A ringworld is a perfect example of a megastructure in science fiction; informally, a artificial construct exceeding a hundred kilometers in at least one dimension. Megastructures are not completely science fiction — at least two already exist on early 21st century Earth — the Great Wall of China, at 3,947 mi (6,352 km) long, and the Rice Terraces of the Philippine Cordilleras, a 10,360 square kilometer (4,000 square miles) agricultural complex. In science fiction, the word often refers to something suspended in outer space.


Running the physics numbers on the ringworld structure has long been an interest of science fiction geeks and extreme engineering enthusiasts.
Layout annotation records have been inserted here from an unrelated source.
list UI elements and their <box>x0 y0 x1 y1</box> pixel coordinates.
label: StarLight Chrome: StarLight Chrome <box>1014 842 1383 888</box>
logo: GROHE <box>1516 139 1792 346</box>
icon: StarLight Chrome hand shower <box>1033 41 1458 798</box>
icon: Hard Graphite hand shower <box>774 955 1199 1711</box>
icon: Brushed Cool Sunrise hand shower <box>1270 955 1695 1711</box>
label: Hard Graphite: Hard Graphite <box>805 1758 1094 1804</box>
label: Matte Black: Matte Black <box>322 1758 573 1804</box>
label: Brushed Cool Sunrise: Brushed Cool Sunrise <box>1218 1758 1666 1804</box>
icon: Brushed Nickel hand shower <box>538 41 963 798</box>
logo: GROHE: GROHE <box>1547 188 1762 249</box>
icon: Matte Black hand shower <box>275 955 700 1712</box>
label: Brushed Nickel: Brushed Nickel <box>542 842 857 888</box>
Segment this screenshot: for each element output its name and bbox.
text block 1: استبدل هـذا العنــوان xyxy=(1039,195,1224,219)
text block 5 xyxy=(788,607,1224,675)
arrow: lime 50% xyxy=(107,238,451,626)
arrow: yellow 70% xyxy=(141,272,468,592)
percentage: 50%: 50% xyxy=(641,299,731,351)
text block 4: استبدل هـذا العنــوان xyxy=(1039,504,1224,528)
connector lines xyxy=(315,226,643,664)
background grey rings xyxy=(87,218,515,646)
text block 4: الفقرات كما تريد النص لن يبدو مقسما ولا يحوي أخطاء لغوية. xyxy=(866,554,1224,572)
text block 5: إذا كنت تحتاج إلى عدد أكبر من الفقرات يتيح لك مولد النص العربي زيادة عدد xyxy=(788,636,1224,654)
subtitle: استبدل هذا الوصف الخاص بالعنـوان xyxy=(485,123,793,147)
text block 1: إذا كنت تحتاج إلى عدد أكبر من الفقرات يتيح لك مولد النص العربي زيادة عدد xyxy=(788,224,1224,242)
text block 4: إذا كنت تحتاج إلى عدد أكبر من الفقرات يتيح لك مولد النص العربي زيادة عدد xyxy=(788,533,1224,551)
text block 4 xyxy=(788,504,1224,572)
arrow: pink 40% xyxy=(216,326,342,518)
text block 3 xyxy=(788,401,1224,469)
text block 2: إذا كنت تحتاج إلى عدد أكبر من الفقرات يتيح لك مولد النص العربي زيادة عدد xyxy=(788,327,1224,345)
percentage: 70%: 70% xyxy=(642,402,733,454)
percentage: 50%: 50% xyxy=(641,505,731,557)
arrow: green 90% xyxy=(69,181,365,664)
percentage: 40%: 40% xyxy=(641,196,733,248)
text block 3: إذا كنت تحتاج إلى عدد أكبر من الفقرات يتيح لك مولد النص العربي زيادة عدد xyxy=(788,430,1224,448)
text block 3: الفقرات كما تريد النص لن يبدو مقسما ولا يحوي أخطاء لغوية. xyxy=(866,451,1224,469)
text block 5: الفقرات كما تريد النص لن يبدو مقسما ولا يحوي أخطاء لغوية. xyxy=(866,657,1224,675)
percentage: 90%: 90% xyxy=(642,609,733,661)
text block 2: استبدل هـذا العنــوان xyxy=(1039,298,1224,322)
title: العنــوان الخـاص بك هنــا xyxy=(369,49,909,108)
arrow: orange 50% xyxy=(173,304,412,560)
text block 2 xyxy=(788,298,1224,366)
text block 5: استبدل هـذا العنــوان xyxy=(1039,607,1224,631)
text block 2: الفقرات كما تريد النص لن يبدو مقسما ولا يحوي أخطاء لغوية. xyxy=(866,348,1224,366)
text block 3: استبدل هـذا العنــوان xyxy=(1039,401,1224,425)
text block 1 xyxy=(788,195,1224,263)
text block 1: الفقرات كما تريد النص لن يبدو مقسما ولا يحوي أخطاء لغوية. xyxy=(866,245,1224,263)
In the novel, it is stated that 20 Jupiter masses of energy has to be consumed just to get the ring spinning fast enough to simulate 1 g of gravity through centrifugal force. Calculations by physicists found this is about right. In order to prevent the ring from flying apart due to centrifugal force, a foundation material with a tensile strength about equal to the atomic nucleus would be necessary. In the novel, this material is called scrith. The only known material with a tensile stretch equal to scrith is the neutronium that makes up neutron stars. If neutronium could somehow be formed into a ring, it would still be likely to collapse until its own gravity.

Larry Niven said his ringworld was an intermediary step between a planet and a Dyson sphere; an artificial sphere completely enclosing a star. Building one might take hundreds of thousands of years, if it could be constructed at all.

Most people who discuss the ringworld object consider it a fascinating thought experiment and an interesting science fiction plot devices. Scaled-down ringworlds are featured in the computer game series Halo.